Uma passagem interessante analisa a disputa Stevenson x Eisenhower, no início da década de 50, quando o grande político democrata menosprezou a televisão, ainda incipiente, insistindo em fazer longos discursos, quando já era obrigado a competir pela atenção do espectador com "I Love Lucy" ou com os comerciais de produtos. Do outro lado, o general Eisenhower reuniu um time de "experts" em TV e criou um programa no qual dava respostas curtas e rápidas a várias pessoas contratadas para fazerem perguntas. Se, no estúdio, o general reclamou ("Um velho soldado tendo que chegar a esse ponto"), nas urnas, deu uma surra em Stevenson.
O mais interessante personagem do livro é Michael Deaver, assessor de imagem da Casa Branca na época do presidente Reagan. A ação de Deaver é uma coisa que merece ser bem estudada por todos aqueles que realmente desejam construir uma boa imagem como político ou como governante na era da televisão. Deaver conta como foi possível firmar a imagem de Reagan como um líder carismático, um presidente que só era capaz de enfrentar a imprensa com um script previamente ensaiado. Os jornalistas não vão gostar de ler a descrição das "entrevistas informais" nos jardins da Casa Branca, quando o mecanismo de proteção do presidente, que Deaver concebeu, levava a imprensa à loucura.
Como todo inglês, Rees não gosta de admitir derrotas de seus compatriotas e faz de tudo para explicar por que os consultores ingleses não conseguem o mesmo sucesso dos americanos. Suas explicações soam desnecessárias: esse é um trabalho que não tem modelos universais, tem que ser adaptado à cultura e à história política de cada povo e de cada nação. Certamente os "experts" americanos têm muito o que ensinar a todos aqueles que trabalham com a construção de imagens de políticos no mundo todo, mas quem quiser copiar modelos certamente vai se dar mal.
"Vende-se Política" é um bom perfil sobre o trabalho dos consultores de imagem americanos, mas é difícil de ser entendido pelo leitor que não esteja familiarizado com o modelo das campanhas políticas americanas. Muitas vezes faltam notas explicativas, e o leitor fica completamente perdido no meio de exemplos e citações que não são conhecidos no Brasil.

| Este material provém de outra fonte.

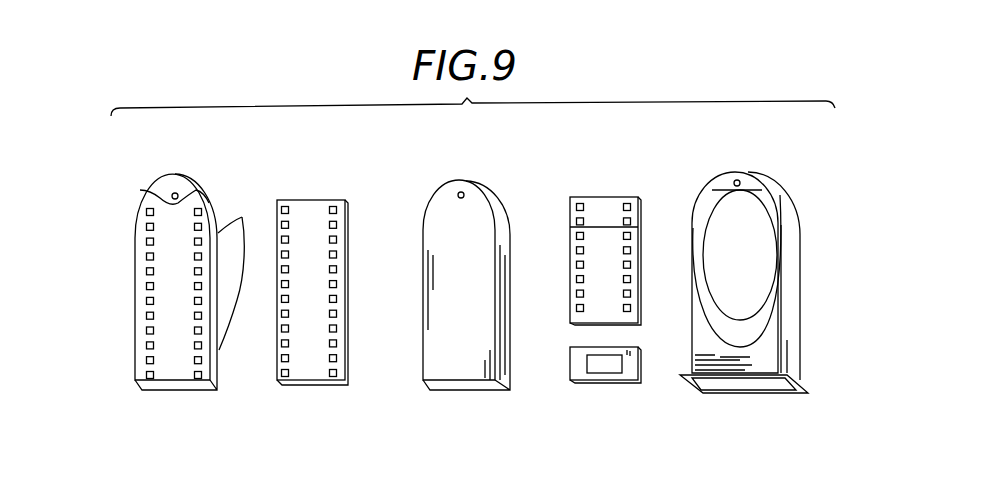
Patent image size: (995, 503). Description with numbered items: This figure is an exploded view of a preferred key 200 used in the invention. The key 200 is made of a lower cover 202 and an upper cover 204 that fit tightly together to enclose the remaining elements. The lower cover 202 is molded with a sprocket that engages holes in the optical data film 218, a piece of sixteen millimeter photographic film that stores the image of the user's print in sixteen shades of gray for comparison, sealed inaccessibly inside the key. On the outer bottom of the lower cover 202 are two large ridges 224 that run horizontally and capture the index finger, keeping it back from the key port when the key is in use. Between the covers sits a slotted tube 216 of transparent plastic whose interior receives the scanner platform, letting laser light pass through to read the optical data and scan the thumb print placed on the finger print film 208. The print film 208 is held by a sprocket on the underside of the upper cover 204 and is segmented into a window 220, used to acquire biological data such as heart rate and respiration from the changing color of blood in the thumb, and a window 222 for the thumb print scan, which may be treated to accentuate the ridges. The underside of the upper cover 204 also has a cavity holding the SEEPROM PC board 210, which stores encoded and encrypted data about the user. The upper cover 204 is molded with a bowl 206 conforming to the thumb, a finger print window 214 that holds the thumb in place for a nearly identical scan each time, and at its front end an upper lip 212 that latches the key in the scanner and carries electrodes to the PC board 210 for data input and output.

The key 200 is at (192, 450).
The lower cover 202 is at (165, 317).
The ridges 224 is at (242, 217).
The optical data film 218 is at (307, 367).
The tube 216 is at (450, 363).
The window 220 is at (593, 207).
The finger print film 208 is at (612, 250).
The window 222 is at (598, 298).
The SEEPROM PC board 210 is at (602, 367).
The upper cover 204 is at (725, 360).
The finger print window 214 is at (762, 247).
The bowl 206 is at (757, 322).
The upper lip 212 is at (755, 395).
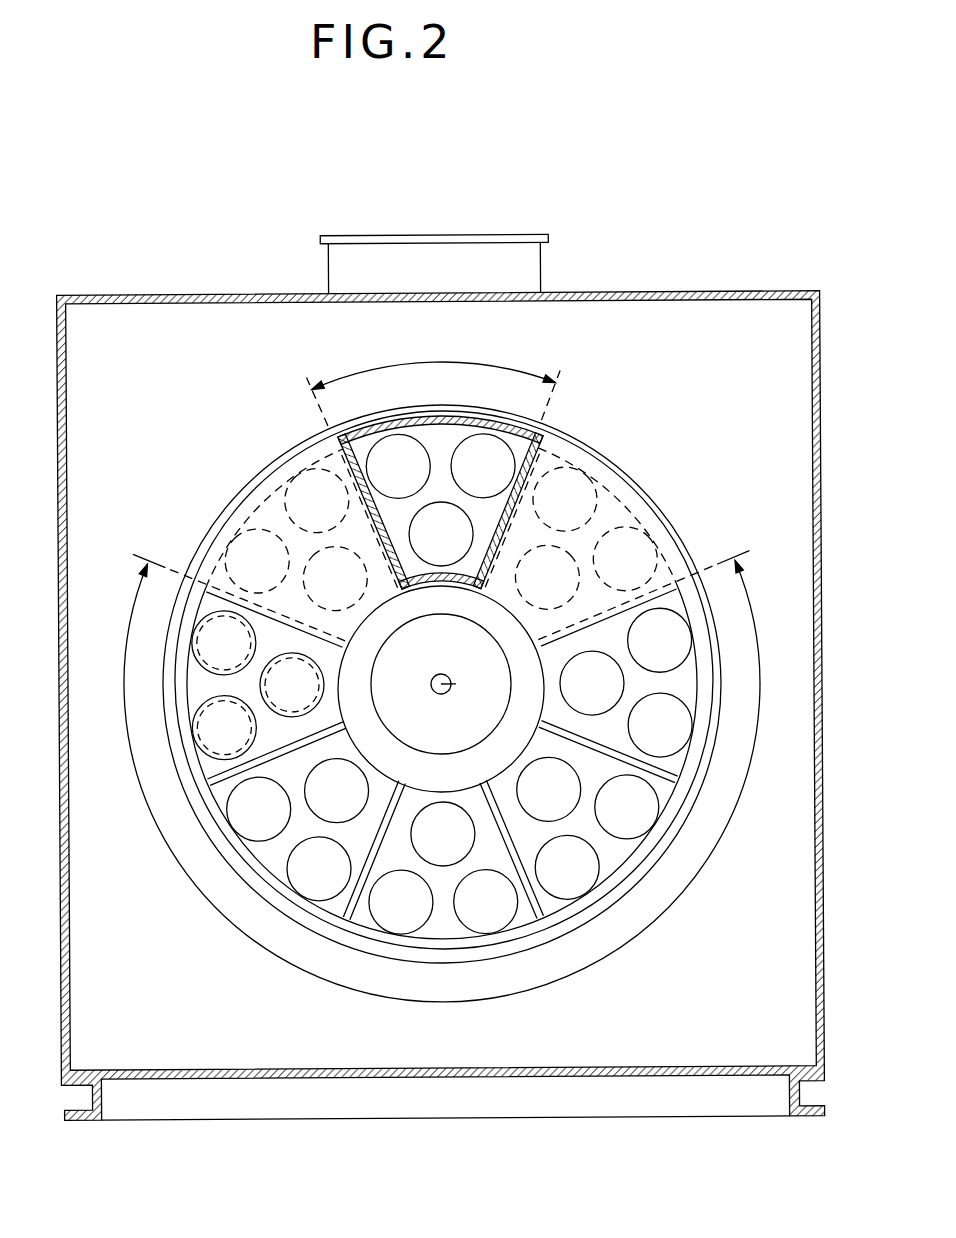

Mas, se o livro vai bem quando trata das campanhas americanas, fracassa de verdade quando tenta analisar fenômenos políticos provocados pela televisão fora dos Estados Unidos. Mostra exemplos na Romênia, Índia, Peru e Brasil. A análise da desastrada candidatura presidencial de Silvio Santos, em 1989, é o exemplo brasileiro escolhido, mas certamente é a parte mais fraca do livro. Existem erros grosseiros de informação, avaliação e análise. Faltou ao autor uma pesquisa mais competente dos fatos e maior conhecimento da realidade política brasileira.